Ask just about any car guy out there, and they will tell you about that first vehicle they saw that hooked them. There is that one particular car or truck that stands out in their minds; the one that lit that fire, that is burned into their memory banks, and is often at the top of that infamous list of “cars I gotta have.”
For Zack Mahan of Center, Texas, the 58-59 Chevy Apache body style is the one at the top of that list. He recalls that he was about 14 years old, working somewhere in East Texas with his father, when he first saw a 58 or 59 Apache with a “for sale” sign, and absolutely fell in love. The quad headlights, abundance of chrome trim, and cool 50s lines instantly grabbed him. Unfortunately, the truck was sold before he could ever even hope to save enough to buy it. He knew, though, that one day he would have to have one.
Fast forward 25 years, when Zack’s brother called him about a run-down Apache he spotted in an old man’s back yard, not more 20 miles from Zack’s house. It was not running, and was missing a few parts, but the body was in great shape for a 60-year-old truck. After some haggling, a deal was struck, and Zack finally had an Apache to call his own.
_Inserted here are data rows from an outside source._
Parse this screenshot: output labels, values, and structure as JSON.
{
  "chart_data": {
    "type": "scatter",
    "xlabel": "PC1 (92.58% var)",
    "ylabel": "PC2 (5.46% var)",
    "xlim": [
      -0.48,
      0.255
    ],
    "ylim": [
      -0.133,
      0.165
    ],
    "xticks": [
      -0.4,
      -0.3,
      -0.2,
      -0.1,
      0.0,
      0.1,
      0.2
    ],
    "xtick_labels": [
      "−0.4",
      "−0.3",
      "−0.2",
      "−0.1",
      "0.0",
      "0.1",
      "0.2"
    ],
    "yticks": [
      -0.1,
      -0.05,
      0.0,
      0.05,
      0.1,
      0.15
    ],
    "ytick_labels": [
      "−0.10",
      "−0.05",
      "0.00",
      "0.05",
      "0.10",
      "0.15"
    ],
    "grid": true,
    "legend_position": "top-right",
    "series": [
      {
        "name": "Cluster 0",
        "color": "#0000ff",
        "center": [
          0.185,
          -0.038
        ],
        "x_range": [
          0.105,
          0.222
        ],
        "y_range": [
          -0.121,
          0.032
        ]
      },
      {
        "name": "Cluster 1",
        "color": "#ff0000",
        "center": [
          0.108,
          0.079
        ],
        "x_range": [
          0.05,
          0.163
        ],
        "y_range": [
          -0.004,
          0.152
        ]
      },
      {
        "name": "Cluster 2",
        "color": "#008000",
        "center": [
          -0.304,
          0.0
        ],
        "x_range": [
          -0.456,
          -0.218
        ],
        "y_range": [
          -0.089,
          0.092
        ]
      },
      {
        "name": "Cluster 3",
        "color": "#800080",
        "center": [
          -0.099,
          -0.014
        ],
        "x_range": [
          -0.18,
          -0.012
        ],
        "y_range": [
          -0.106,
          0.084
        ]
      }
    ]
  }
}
After getting it home, Zack began to lay out a vision for the future of truck. Being the owner of Zack’s Tint Shop, a window tint, suspension, and truck accessory shop, he is definitely no stranger to custom vehicles. It was decided that this Apache would be the flagship of his fleet of vehicles. Although Zack and his team deal with custom trucks on the daily, he knew he would have to outsource work to achieve the end goal he had in mind. He contacted his longtime friend Johnny Oates of Pomp’s Rod Shop, and together they devised a plan to build a hotrod shop truck as a billboard for Zack’s business.
Once the truck was Pomp’s, the truck was stripped down to it’s bare bones. The chassis was boxed, 4-linked, and fitted with Airlift and Accuair components, all of which is suspended by custom tube framework, before being sprayed a subtle satin black. A 1980 Camaro front clip was grafted in up front to replace the truck’s antiquated straight axle, and a narrower rear axle helps to make sure the Detroit Steel wheels are swallowed up under the short fleetside wheel arches when the truck is laid out.
The exterior of the truck is in incredible shape for its age, and the wear and tear of the paint helps to tell stories of the truck’s history as a farm truck. It is evident that the prior owner used it to haul hay, equipment, rolls of barbed wire, and anything else that may have needed moving. Johnny and Zack agreed that they could not have painted it anything better than what Mother Nature had already done to so expertly tell the story of this truck, so the exterior of the truck was left intact.
Under the hood, though, was another story. Since the goal was a driver-quality truck, the original engine was gutted in exchange for the now industry-standard LS swap. The new engine remains relatively stock, but was freshened up with some headers, intake, and other polished accessories before the Painless wiring was all tucked neatly away out of sight. Johnny and his crew shaved the firewall of all the unnecessary things, before coating it all in an antique white to match the wheels and grille.
The interior was in the shape you would expect an old farm truck to be in, so everything was removed to start from scratch. The rusty floors were patched before being completely sealed with Stinger Roadkill and fresh carpet. The faded and blistered paint on the dash and door skins was left as-is to keep that “farm truck feel.” New side glass and gaskets got the doors closing well and sealed up tight. All new Painless wiring, Dakota Digital gauges, Classic Auto Air, and some stealthily hidden Kicker Audio round out some of the amenities inside. Since it was destined to be an actual driver, as well as a shop truck for Zack’s shop, an Indian blanket was used as a cover for a late model bench seat.
The bed remains relatively stock in appearance, with the exception of the widened wheel tubs and glass-smooth poplar boards. All of this is bordered by polished stainless-steel strips, which allows the center of the bed floor to tilt up at the press of a hidden button, revealing the detailed chassis underneath. There, Pomp’s Rod Shop paid extra attention to help keep a clean and tidy appearance. Some of the air management can be seen under the trick bed floor, as well as Custom bent hardlines, bead-rolled panels, and more satin black paint, which helps to keep that streamline look.
While Zack will admit that the truck build may have gotten a bit out of hand for “just a shop truck,” he quickly counters that the truck came out better than he could have imagined, thanks to Johnny at Pomp’s Rod Shop. Zack and his crew are used to handling everything in-house for their vehicle builds, but this is one may be one time where going “off the reservation” proved to be the best thing for this Apache.